Sous le pont Mirabeau, l’instruction, le labo. Un cadavre a été repêché des eaux troubles de la Seine. Rapport succinct du légiste : « De multiples lésions par instrument piquant et tranchant sont observables à la tête, sur le tronc, au ventre et sur tous les membres; le cadavre tire au vert ; plusieurs coupes laissent observer en région abdominale des césures compatibles avec un charcutage méthodique procédant de l’acharnement aveugle, même si les mécanismes psychopathologiques de cette violence accréditent l’hypothèse d’un auteur sachant lire et écrire ; les coups de pied sont d’autant moins explicables. En conclusion, le décès peut être considéré comme la conséquence de multiples coups de pied et coups de règle, coups portés avant que le batracien n’ait été jeté à l’eau. »

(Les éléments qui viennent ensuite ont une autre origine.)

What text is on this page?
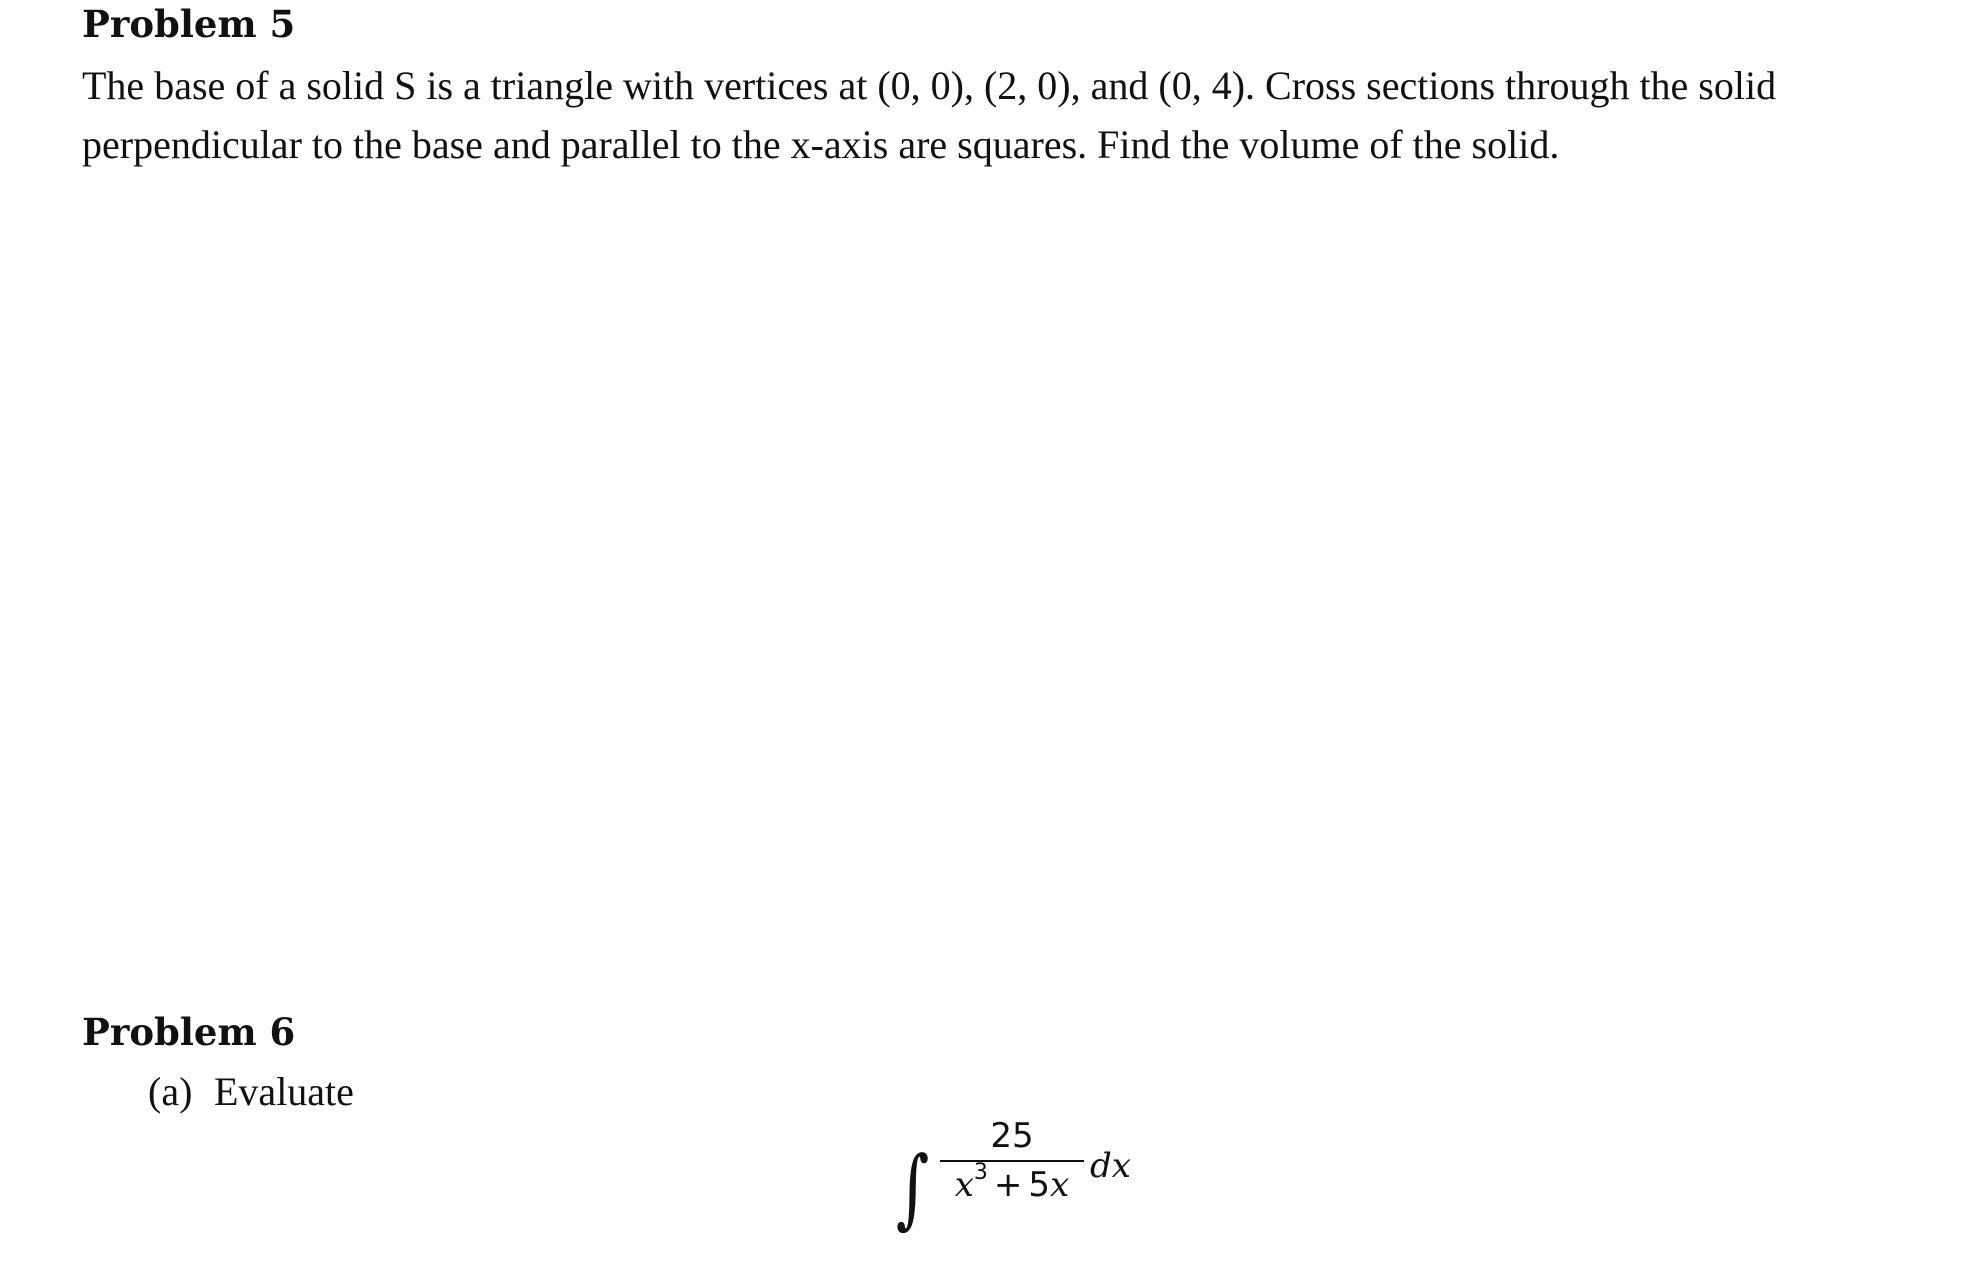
Problem 5

The base of a solid S is a triangle with vertices at (0, 0), (2, 0), and (0, 4). Cross sections through the solid perpendicular to the base and parallel to the x-axis are squares. Find the volume of the solid.

Problem 6
(a) Evaluate
∫
25
$x^3 + 5x$ dx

Coule dans mes veines l’intime conviction que quelque chose de grave vient de se passer.
La scène du crime : un quai de Paris, sous le pont immortalisé par Apollinaire. Je n’y installerai pas, Mesdames, Messieurs, ma table de bateleur, le périmètre de sécurité y fait obstacle. Je ne saurais toucher feu l’amphibien, la pièce à conviction est sous scellés. Mon ambition embrasse et veut sublimer la magie et la zoologie : je veux redonner vie à une grenouille défunte, la poésie.
Meurtre et dissection en classe de poésie
Et si nous faisions un voyage dans le temps à la recherche du meurtrier ? J’aimerais vous emmener au collège Saint-Michel, le collège des princes, celui où, autrefois, Sa Majesté le roi Philippe fit la moitié de ses humanités. J’y ai passé six ans de ma vie et n’en regrette que l’austérité architecturale et la constante incertitude toute jésuite. J’y ai eu quelques professeurs excellents, ils ont marqué mon parcours. J’y ai eu aussi de piètres enseignants, j’en saigne encore, le meurtrier se cache parmi eux.
Nos amours et nos haines prennent naissance et corps dans les années formatives de nos existences. Un Marivaux un peu lourd et prématuré, et vous voilà coupé du théâtre pour toujours. Un Sartre au mauvais moment, et son inexistence précédera toujours son essence. Et si quelqu’un vous fait détester Hugo trop tôt, Les Misérables seront une comédie musicale tout au plus et Notre-Dame de Paris se consumera plus vite que nos larmes sélectives.
Faut-il une simple erreur de craie pour faire tomber le premier domino d’un durable malentendu ? Le professeur de français avait écrit au tableau Appolinaire avec deux p et un l, alors qu’Apollinaire s’écrit comme le dieu Apollon. Cela n’allait pas faciliter la légitimité de la leçon à venir. J’étais en classe de poésie, nom naguère donnéà l’avant-dernière année avant l’Université.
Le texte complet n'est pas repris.